- Born: Aneta Koleka 1 September 1938 Vuno, Himarë, Kingdom of Albania
- Died: 1 August 2020 (aged 81) Tirana, Albania
- Education: Medical Academy of Łódź
- Occupation: Dentist
- Spouse: Kristaq Rama
- Children: Edi and Olsi Rama
- Relatives: Spiro Koleka (granduncle)
- Awards: Honor of Albanian Dentistry (2018)

= Aneta Rama =

Albanian dentist (1938–2020)

Aneta Rama (1 September 1938 – 1 August 2020) was an Albanian dentist. She was one of the first female dentists in Albania. She was the mother of Albanian Prime Minister Edi Rama.

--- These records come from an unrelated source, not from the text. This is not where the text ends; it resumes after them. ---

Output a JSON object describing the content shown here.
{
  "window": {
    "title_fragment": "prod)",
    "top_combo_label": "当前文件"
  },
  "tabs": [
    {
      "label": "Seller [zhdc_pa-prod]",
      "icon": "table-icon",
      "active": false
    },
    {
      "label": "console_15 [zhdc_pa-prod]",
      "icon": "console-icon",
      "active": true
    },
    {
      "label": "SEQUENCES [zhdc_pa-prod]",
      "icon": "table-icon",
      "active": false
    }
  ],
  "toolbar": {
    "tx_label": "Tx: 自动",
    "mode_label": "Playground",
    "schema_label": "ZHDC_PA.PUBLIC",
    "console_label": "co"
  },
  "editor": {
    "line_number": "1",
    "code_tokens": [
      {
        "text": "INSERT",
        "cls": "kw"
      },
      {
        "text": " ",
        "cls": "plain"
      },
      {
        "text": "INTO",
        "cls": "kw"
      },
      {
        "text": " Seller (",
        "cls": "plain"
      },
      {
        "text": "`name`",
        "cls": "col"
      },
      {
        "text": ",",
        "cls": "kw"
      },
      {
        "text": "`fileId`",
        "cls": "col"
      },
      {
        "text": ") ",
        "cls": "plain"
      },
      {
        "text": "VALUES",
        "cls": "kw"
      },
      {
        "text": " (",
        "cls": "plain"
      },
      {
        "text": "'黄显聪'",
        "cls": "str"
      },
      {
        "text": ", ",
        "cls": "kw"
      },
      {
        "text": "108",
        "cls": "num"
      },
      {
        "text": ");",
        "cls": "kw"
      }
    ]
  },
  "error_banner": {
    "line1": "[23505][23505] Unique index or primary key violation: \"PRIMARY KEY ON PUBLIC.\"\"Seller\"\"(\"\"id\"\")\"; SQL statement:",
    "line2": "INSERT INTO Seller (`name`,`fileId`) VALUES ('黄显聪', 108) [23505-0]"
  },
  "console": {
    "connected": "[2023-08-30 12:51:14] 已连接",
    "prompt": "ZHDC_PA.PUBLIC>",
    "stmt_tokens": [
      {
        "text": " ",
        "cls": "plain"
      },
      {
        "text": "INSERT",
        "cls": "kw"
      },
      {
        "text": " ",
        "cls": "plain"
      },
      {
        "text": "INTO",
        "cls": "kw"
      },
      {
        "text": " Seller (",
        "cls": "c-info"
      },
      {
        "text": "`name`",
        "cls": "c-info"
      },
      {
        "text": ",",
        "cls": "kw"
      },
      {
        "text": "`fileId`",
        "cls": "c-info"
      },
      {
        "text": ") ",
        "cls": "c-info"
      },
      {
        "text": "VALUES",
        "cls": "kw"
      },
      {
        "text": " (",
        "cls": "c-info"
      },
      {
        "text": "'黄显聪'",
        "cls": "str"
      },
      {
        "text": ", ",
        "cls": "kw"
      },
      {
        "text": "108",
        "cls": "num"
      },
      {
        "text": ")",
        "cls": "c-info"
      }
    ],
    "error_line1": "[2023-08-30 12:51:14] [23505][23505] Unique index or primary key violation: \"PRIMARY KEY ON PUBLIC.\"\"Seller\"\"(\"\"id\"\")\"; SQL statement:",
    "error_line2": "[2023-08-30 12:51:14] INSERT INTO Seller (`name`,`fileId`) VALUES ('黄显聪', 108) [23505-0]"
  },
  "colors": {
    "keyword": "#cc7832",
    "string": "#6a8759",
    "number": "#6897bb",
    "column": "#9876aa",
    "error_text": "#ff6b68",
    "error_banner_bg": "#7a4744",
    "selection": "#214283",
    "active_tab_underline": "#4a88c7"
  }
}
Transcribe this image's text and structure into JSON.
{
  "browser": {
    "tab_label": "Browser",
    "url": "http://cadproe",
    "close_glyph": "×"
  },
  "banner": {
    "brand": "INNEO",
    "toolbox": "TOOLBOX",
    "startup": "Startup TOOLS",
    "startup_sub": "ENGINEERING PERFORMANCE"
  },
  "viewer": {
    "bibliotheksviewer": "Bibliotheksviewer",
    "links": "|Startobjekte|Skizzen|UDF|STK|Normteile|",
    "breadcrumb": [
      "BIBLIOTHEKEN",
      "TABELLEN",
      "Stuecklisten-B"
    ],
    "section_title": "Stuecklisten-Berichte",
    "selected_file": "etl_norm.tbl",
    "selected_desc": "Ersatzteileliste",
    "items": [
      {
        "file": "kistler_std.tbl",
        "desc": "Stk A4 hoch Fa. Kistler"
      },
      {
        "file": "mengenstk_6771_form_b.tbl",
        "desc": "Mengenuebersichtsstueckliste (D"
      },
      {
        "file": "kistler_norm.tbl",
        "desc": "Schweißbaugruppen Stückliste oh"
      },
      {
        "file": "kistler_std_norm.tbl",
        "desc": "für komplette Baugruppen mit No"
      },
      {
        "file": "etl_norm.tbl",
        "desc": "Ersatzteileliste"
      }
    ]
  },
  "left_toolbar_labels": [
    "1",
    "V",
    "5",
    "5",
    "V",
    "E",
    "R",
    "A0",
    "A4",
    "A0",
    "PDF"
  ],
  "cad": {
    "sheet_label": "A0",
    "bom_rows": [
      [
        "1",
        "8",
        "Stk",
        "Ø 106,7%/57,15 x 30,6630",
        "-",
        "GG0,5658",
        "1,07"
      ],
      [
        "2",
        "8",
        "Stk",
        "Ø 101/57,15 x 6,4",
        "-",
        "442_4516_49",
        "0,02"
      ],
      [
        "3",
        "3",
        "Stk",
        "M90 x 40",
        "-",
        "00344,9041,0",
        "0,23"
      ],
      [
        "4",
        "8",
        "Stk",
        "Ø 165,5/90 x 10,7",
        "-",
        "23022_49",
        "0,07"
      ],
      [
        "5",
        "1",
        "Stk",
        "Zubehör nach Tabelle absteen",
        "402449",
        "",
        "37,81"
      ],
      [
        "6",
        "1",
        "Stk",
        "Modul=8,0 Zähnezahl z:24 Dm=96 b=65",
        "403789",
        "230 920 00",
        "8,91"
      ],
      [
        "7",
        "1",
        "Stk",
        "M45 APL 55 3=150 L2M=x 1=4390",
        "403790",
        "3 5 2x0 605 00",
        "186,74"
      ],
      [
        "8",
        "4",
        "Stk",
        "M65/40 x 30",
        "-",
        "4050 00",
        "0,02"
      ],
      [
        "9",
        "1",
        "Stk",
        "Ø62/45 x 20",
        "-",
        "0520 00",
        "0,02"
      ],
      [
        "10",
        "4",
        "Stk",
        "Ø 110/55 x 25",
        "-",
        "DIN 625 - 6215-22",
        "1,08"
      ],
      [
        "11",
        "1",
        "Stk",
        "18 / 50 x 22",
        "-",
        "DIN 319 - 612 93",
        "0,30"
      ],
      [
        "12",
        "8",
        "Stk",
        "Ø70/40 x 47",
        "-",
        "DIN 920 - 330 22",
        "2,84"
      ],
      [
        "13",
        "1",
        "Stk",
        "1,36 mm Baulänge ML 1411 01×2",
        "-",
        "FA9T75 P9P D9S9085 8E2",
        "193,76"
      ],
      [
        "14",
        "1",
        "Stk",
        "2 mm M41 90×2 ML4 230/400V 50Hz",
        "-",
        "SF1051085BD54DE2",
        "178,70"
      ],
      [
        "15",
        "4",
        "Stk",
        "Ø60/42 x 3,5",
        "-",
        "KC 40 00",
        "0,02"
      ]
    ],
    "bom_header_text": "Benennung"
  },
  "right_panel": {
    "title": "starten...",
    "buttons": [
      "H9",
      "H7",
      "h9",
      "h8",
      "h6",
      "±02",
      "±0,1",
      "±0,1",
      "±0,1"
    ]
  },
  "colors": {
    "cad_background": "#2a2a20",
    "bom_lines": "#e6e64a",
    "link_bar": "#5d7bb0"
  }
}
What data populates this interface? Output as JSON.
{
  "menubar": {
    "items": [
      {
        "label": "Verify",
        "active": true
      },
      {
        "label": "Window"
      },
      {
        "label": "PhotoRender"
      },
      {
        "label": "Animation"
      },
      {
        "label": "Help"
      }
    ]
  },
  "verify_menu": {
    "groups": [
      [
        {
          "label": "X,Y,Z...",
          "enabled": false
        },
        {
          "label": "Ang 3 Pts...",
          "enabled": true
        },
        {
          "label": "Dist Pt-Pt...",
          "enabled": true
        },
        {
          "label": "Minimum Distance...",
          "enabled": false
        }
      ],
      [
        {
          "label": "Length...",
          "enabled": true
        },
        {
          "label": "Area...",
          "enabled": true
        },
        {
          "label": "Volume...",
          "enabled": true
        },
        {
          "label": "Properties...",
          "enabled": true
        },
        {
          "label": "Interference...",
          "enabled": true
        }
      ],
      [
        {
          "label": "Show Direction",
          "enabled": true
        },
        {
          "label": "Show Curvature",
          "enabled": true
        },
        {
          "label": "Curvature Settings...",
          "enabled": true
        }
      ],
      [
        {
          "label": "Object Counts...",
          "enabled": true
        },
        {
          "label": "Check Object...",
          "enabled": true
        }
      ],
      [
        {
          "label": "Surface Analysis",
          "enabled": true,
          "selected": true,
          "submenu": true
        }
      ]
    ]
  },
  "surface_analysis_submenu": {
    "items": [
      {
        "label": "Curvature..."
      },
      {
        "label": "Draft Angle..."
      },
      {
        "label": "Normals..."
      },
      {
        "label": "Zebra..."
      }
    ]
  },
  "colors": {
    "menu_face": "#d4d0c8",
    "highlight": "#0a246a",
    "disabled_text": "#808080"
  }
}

== Early life and education ==
Rama was born in the village of Vuno, on the southern coast of Albania. She studied medicine and dentistry at the Medical Academy of Łódź in Poland, where she completed her professional qualifications.

== Career ==
Rama practiced dentistry in Albania for much of her life. She was among the earliest women in the country to enter the profession.

== Awards and honours ==
In 2018, she was recognized by the Order of Dentists of Albania with the title Honor of Albanian Dentistry (Nderi i Stomatologjisë Shqiptare).

== Personal life and death ==
Rama was married to the Albanian sculptor Kristaq Rama. They had two sons, Edi Rama ( current Prime Minister of Albania) and Olsi Rama (General Director of football club Partizani Tirana).

Rama died on 1 August 2020 in Tirana.